Различные протестантские церкви Северо-Западной Европы не имели таких козырей. В Германии значительная часть некатолического населения теперь находилась под властью коммунистов. В любом случае положение немецких евангелических церквей было несколько подорвано их компромиссом с Гитлером, что наполовину признало «Штутгартское покаяние» протестантских лидеров в 1945 году. Но главная проблема, как в Западной Германии, так и в других местах, заключалась в том, что протестантские церкви предлагали не альтернативу современному миру, а скорее способ жить в гармонии с ним.

Духовный авторитет протестантского пастора или англиканского викария по традиции выступал не как конкурент государству, а скорее как его младший партнер. И это одна из причин, почему протестантские церкви Центральной Европы не смогли противостоять давлению коммунистов в эти годы. Но в то время, когда западноевропейское государство начало играть гораздо более активную роль в качестве духовного и материального опекуна своих граждан, различие между церковью и государством как арбитрами общественных нравов и морали стало размываться. Таким образом, конец 1940-х и начало 1950-х годов представляют собой переходную эпоху, в которой еще господствовали условности социального уважения и притязания на ранги и власть, но современное государство начало вытеснять церковь и даже класс с позиции арбитра коллективного поведения.

Характер эпохи прекрасно отражен в буклете с инструкциями (BBC Variety Programmes. Policy Guide for Writers and Producers[262], 1948), подготовленном BBC для внутреннего использования в 1948 году. Моральная ответственность, которую корпорация общественного вещания решила возложить на себя, здесь выражена абсолютно прямо: «Влияние, которое ВВС может оказать на слушателей, огромно, и ответственность за высокий стандарт вкуса соответственно высока». Шутки о религии были запрещены, непозволительно было описывать старомодный музыкальный вкус как «До Кросби»[263]. Не должно было быть никаких упоминаний о «туалетах» и шуток о «женственности мужчин». Писателям запрещалось использовать шутки, ставшие популярными в непринужденной обстановке войны, или делать двусмысленные намеки на женское нижнее белье в стиле «зима наступает»[264]. Сексуальные намеки любого рода были запрещены: не должно было быть и речи о «кроликах» или прочих «привычках животных»[265].

Более того, члены парламента не должны были появляться в радиопрограммах, которые могли быть «недостойными или неподходящими» для общественных деятелей, а также не допускались никакие шутки или отсылки, которые могли бы способствовать «забастовкам или трудовым спорам, черному рынку, пройдохам и тунеядцам». Термины – «пройдоха» и «тунеядец», обозначающие бездельников и мелких преступников, «черный рынок» как универсальный термин для торговцев и клиентов, обходящих нормирование и другие ограничения, – показывают, что Британия, по крайней мере, несколько лет жила в тени войны. Еще в 1950-х годах BBC могла объявить выговор продюсеру Питеру Этону, создателю популярной радиокомедии The Goon Show, за то, что он позволил наградить «Майора Денниса Блуднока» (которого играет Питер Селлерс) орденом Британской империи за «опустошение мусорных баков в пылу битвы» (и за разрешение актеру «имитировать голос королевы, пытающейся отпугнуть голубей на Трафальгарской площади»).

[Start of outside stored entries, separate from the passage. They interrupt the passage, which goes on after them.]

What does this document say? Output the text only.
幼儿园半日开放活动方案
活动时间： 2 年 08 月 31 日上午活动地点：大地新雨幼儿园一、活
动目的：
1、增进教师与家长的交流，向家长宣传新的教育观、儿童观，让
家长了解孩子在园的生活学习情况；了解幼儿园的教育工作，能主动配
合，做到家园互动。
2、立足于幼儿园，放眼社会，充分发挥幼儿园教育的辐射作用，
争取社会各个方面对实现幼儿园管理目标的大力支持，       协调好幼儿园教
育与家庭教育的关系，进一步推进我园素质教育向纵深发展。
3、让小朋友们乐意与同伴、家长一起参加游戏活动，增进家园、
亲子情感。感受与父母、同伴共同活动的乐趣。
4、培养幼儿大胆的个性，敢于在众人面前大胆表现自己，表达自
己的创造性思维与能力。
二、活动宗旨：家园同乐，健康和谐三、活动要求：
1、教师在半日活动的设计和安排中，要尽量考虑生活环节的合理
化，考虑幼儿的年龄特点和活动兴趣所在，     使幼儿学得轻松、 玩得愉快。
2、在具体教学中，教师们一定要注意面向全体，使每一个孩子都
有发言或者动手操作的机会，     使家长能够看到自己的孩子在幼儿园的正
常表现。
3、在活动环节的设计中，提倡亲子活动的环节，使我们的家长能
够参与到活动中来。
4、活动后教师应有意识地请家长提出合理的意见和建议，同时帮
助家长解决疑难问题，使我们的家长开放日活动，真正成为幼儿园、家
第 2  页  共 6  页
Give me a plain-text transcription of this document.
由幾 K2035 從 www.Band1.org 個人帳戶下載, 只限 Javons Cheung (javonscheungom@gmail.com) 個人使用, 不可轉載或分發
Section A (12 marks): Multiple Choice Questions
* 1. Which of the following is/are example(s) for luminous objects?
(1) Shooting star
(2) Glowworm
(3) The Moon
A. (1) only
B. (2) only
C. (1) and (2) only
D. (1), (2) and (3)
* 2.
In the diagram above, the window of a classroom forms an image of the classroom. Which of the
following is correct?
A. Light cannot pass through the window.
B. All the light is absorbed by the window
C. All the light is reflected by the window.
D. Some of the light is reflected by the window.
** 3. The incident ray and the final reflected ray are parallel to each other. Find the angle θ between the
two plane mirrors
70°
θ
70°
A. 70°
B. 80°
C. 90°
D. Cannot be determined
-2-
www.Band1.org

Такая строгость и сопровождающая ее нотка застегнутого на все пуговицы реформизма эдвардианской эпохи, возможно, были в целом характерны для Британии. Но этот тон сделался присущ всему европейскому региону. В школе, в церкви, на государственном радио, в уверенном, покровительственном стиле газет и даже бульварной прессы, а также в речах и одежде общественных деятелей европейцы по-прежнему во многом следовали привычкам и правилам более раннего времени. Мы уже отмечали, сколько политических лидеров того времени были людьми другой эпохи: британец Клемент Эттли вполне вписался бы в викторианскую миссию в промышленных трущобах, и вполне уместно, что премьер-министр, курировавший переход британской политики к современному государству всеобщего благосостояния, начал общественную карьеру в Ист-Энде перед Первой мировой войной.

Этому образу старой Европы – движущейся в темпе прежних дней, одновременно измененной войной и ограниченной довоенными распорядками и привычками – мы должны противопоставить безошибочно современную форму ее основного источника развлечений. Наступил золотой век кинематографа. В Британии посещаемость кинотеатров достигла пика вскоре после окончания войны: в 1946 году в пяти тысячах кинотеатров страны было продано 1,7 миллиона билетов. В тот год каждый третий ходил в местный кинотеатр раз в неделю. Даже в 1950 году, когда посещаемость уже начала снижаться, средний англичанин, мужчина или женщина, ходил в кино 28 раз в год, и эта цифра была почти на 40 % выше, чем в последний предвоенный год.

В то время как аудитория британского кино в 50-е годы неуклонно сокращалась, в материковой части Европы она продолжала расти. В первой половине 1950-х годов во Франции открылась тысяча новых кинотеатров, примерно столько же – в Западной Германии; в Италии появилось три тысячи новых кинотеатров, в результате чего к 1956 году их общее число в стране достигло примерно десяти тысяч. В предыдущем году посещаемость кинотеатров в Италии достигла пика, составив около 800 миллионов проданных билетов (половина показателя Великобритании при примерно такой же численности населения). Французская аудитория, самая крупная в конце 1940-х годов, теперь была гораздо меньше, чем британская или даже итальянская[266]. В Западной Германии аудитория тоже была меньше, хотя в Федеративной Республике посещаемость кинотеатров достигла своего пика только в 1959 году. Но в целом зрителей действительно приходило много: даже в Испании, где посещаемость кинотеатров на душу взрослого населения в 1947 году была одной из самых высоких в Европе.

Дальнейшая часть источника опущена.